A spherical model of planet Earth has a radius of 3 ft.
What is the approximate volume of the model of planet earth?
Use 3.14 to approximate pi. Round to the nearest hundredth if necessary.
Enter your answer as a decimal in the box.

Question

Lars · Answer

Is it 36.45? I don't really know honestly and it's getting stressful.

Shadow · Answer

$$V_{s} = \frac{ 4 }{ 3 } \pi r^3$$

Shadow · Answer

In words, the volume of a sphere is equal to four thirds of pi times the radius, squared.

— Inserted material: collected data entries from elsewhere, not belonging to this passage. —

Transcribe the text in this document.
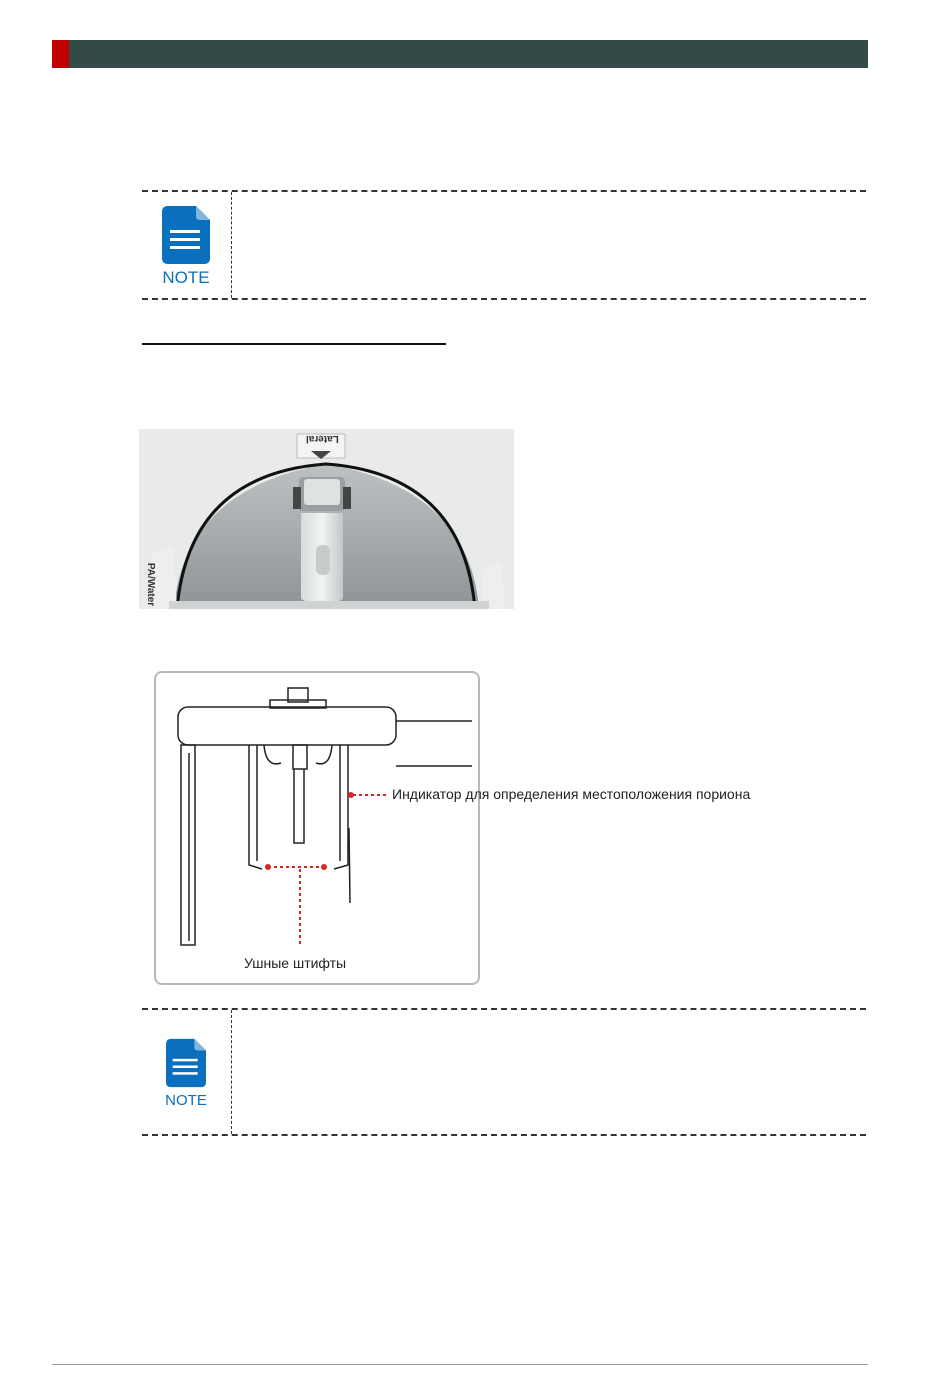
NOTE
Lateral
PA/Water
Ушные штифты
Индикатор для определения местоположения пориона
NOTE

So just add in the radius and then you can solve.

Shadow · Answer

Considering 3^3 is 27, I think 36.45 is unlikely, considering it still needs to be multiplied by pi (3.14) and 4/3

Lars · Answer

@shadow wrote:

In words, the volume of a sphere is equal to four thirds of pi times the radius, squared. So just add in the radius and then you can solve.

@shadow wrote:

Considering 3^3 is 27, I think 36.45 is unlikely, considering it still needs to be multiplied by pi (3.14) and 4/3

I'm confused, what am I adding the radius to? Which numbers?

Shadow · Answer

There is no addition happening here. You are simply doing exponents (3)^3 then multiplying the result by pi aka 3.14, then multiplying it by 4/3

Shadow · Answer

If you mean where are you submitting radius aka 3ft in for, you put it in where 'r' is, in the equation

Lars · Answer

So (3)^3 is 27 ?

Lars · Answer

Whoops it deleted the other part of my response,  how do i multiply 27 for pi (3.14) and 4/3

Lars · Answer

@shadow wrote:

If you mean where are you submitting radius aka 3ft in for, you put it in where 'r' is, in the equation

@lars wrote:

Whoops it deleted the other part of my response, how do i multiply 27 for pi (3.14) and 4/3

27 x (3.14) and 4/3 would be 86.113 ?

Lars · Answer

I get 113.04, is that right?

Shadow · Answer

Correct